Tribunale di Milano 15 luglio 2014: il verbale di udienza deve essere sempre telematico?
L’art. 45 del D.L. n. 90 del 2014 ha rimosso, dagli artt. 126 e 207 c.p.c., l'obbligo delle parti intervenute nel processo di "sottoscrivere" le loro dichiarazioni raccolte nel verbale di udienza, anche se acquisite in sede di escussione testimoniale. Tuttavia l'esonero della sottoscrizione non opera nel caso in cui si debba raccogliere un "accordo" tra le parti di natura transattiva (ad esempio verbale ex art. 185 c.p.c.) o conciliativa (art. 88 d.a.c.p.c in punto di processo verbale di conciliazione).
Nota bene:
- in proposito la circolare del Ministero della Giustizia del 27 giugno 2014 chiarisce che per specifici motivi, il giudice può ordinare il deposito di copia cartacea di atti e documenti. Inoltre prevede necessariamente la forma cartacea per il verbale di conciliazione (ex art. 88 disp. att. c.p.c.), sul quale è richiesta la sottoscrizione autografa delle parti.

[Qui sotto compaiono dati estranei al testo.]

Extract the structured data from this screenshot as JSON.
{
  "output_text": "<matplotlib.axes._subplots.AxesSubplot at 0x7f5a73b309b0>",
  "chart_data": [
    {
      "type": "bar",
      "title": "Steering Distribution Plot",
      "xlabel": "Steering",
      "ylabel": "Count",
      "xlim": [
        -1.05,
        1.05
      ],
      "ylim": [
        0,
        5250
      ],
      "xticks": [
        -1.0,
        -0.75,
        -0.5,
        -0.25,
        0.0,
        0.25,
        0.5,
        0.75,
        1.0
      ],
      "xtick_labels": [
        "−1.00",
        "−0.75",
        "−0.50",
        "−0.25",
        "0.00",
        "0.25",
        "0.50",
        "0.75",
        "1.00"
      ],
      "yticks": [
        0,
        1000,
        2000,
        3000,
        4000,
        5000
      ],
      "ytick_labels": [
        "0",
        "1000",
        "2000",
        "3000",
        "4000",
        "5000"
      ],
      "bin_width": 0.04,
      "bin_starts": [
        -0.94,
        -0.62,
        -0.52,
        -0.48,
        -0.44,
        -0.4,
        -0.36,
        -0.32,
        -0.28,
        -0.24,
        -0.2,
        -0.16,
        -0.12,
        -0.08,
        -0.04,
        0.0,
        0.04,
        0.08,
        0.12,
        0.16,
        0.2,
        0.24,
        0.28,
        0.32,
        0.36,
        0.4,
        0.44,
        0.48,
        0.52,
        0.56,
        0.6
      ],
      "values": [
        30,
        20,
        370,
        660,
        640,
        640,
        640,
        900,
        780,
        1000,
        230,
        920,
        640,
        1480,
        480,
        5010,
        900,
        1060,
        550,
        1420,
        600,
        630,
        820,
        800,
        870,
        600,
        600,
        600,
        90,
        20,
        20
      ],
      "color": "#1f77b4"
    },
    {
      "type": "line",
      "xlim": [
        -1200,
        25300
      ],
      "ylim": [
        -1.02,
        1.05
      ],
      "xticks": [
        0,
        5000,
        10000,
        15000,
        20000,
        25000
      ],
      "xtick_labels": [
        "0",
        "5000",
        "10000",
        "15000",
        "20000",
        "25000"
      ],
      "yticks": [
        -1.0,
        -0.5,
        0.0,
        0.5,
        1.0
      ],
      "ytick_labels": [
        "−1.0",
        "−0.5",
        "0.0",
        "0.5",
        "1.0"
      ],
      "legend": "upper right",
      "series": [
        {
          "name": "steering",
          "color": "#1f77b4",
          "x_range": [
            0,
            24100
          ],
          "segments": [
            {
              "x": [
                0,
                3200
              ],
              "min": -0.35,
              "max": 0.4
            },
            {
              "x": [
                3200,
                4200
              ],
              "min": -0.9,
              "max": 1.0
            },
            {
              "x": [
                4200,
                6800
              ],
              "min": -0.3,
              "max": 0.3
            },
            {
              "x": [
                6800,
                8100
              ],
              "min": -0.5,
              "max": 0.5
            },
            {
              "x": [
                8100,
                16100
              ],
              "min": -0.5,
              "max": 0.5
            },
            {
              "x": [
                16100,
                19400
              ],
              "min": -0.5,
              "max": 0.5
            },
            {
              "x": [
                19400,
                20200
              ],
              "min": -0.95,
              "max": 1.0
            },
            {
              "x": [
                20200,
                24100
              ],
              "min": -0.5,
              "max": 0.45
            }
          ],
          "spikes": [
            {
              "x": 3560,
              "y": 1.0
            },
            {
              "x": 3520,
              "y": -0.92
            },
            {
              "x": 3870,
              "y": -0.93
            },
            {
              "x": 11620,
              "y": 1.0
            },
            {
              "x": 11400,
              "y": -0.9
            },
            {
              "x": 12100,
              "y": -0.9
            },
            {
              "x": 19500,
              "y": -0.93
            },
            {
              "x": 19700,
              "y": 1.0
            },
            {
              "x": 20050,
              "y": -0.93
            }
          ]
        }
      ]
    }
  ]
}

- In tal modo si consente al giudice la facoltà di depositare in formato cartaceo i propri provvedimenti (ad eccezione di quelli assunti nell'ambito del procedimento monitorio), salvo l'onere della cancelleria di acquisizione di una copia informatica.
Sul punto si pronuncia il Presidente della IX sezione civile del tribunale di Milano con decreto 15 luglio 2014:
Tribunale di Milano - Decreto 15 luglio 2014
… Il Presidente dà atto che le parti entrano in udienza insieme, unitamente ai rispettivi Avvocati. I difensori fanno presente che le parti hanno raggiunto un accordo e quindi chiedono la conversione del rito in consensuale; le condizioni sono quelle oggi allegate in udienza in formato cartaceo Sono presenti le parti personalmente e dichiarano di accettare le condizioni Il Presidente ff. osserva: - l'art. 45 Decreto Legge 24 giugno 2014 n. 90 ha rimosso, dagli artt. 126 e 207 c.p.c., l'obbligo delle parti intervenute nel processo di "sottoscrivere" le loro dichiarazioni raccolte nel verbale di udienza, anche se acquisite in sede di escussione testimoniale. L'esonero della sottoscrizione, tuttavia, non opera là dove si tratti di raccogliere un "accordo" delle parti che abbia natura transattiva (es. nel verbale ex art. 185 c.p.c.: v., correttamente, sul punto, Mm. Giustizia, cric. 27 giugno 2014) o, come nel caso, conciliativa. In questi casi «il giudice provvederà a stampare su carta il verbale in modo da consentirne alle parti la sottoscrizione» (v. circolare succitata che offre una metodologia applicabile anche in questo caso).
Per Questi Motivi dispone acquisirsi la sottoscrizione delle parti, su stampa cartacea dell'odierno verbale presso atto dell'accordo delle parti con cui si chiede la conversione del rito in consensuale, allegando le condizioni sottoscritte dai coniugi, con cui questi sono pervenuti ad una regolamentazione condivisa; atteso che le clausole non contrastano con l'interesse della prole, dovendosi convertire il rito; letto ed applicato l'art. 711 c.p.c. dispone la conversione del rito da giudiziale a consensuale, per effetto dell'intervenuto accordo delle parti, come da verbale di udienza che precede; per l'effetto, fissa l'udienza ex art. 711 c.p.c. dinanzi al Presidente del Tribunale f.f., in persona di questo giudice, a seguire. Manda alla Cancelleria per i provvedimenti consequenziali e per la regolarizzazione (1cl contributo fiscale, invitando le parti a provvedervi senza indugio. Manda alla cancelleria perché si comunichi al Pubblico Ministero, per il suo parere in vista della omologazione.